Training tops Jared Shipp's list of rewards from his time in the Marines and, with it, discipline, confidence, and "owning up to responsibility with tact and integrity."
Shipp was deployed to Iraq to serve as a transportation mechanic when, at age 22, he was injured in a motor vehicle accident three weeks in. He was medevacked out with multiple pelvic fractures and eventually flown home to recover.
Shipp fulfilled his six-year stint with the Corps in 2012, pursued an education in IT, and joined Prairie Power, Inc. in Springfield, Illinois, in 2017.
Shipp, 33, now sees himself as the first line of defense for anyone with computer problems. He also gets thrown into software development projects and mobile device management.
He notes that the transition to the civilian workforce may not be that smooth for veterans. Their biggest challenge may be "translating the skills they learned in the military into civilian life and communicating that in the job interview process," Shipp says. "A lot of vets have a hard time trying to communicate what they actually learned."
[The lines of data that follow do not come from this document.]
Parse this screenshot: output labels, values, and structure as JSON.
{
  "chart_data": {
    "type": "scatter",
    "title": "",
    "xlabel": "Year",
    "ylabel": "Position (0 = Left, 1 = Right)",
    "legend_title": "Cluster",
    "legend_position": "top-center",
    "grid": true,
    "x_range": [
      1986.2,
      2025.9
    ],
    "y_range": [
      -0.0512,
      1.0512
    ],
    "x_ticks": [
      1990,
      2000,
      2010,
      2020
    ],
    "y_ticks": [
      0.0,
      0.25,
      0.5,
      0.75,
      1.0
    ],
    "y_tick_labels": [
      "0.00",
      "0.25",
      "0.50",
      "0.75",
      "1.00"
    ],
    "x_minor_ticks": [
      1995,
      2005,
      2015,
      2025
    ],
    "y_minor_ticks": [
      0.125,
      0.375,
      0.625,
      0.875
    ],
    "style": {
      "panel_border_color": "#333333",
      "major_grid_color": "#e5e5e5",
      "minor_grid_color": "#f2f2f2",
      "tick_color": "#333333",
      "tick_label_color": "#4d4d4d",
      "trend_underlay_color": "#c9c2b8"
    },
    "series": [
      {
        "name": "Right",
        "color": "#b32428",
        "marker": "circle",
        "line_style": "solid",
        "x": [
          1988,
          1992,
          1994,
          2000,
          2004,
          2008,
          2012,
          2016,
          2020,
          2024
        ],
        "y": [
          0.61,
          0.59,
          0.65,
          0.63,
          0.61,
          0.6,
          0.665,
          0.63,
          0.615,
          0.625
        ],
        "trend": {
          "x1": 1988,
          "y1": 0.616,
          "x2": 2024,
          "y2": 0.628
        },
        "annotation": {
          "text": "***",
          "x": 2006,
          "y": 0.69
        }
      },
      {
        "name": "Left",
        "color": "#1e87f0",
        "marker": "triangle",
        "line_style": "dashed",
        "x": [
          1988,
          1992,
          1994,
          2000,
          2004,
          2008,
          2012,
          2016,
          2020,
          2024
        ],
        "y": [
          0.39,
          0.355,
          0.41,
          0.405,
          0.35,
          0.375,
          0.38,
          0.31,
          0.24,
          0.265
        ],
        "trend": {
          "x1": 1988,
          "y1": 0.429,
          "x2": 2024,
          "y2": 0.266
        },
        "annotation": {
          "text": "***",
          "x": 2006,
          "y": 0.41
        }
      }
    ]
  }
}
This is can be especially true for active-duty, combat-trained troops, he adds.
"A lot of people come out of the military and they think, 'How am I going to use this?" Shipp says.
Shipp admits he knew nothing about electric co-ops before filling out the application. Now he respects the co-op business model and enjoys a familiar camaraderie.
"When we have a lot that needs to get done, no one shies away. We tackle it, go at it from a team perspective," Shipp says. "It's ingrained in you in the Marines: You got something to do; get it done."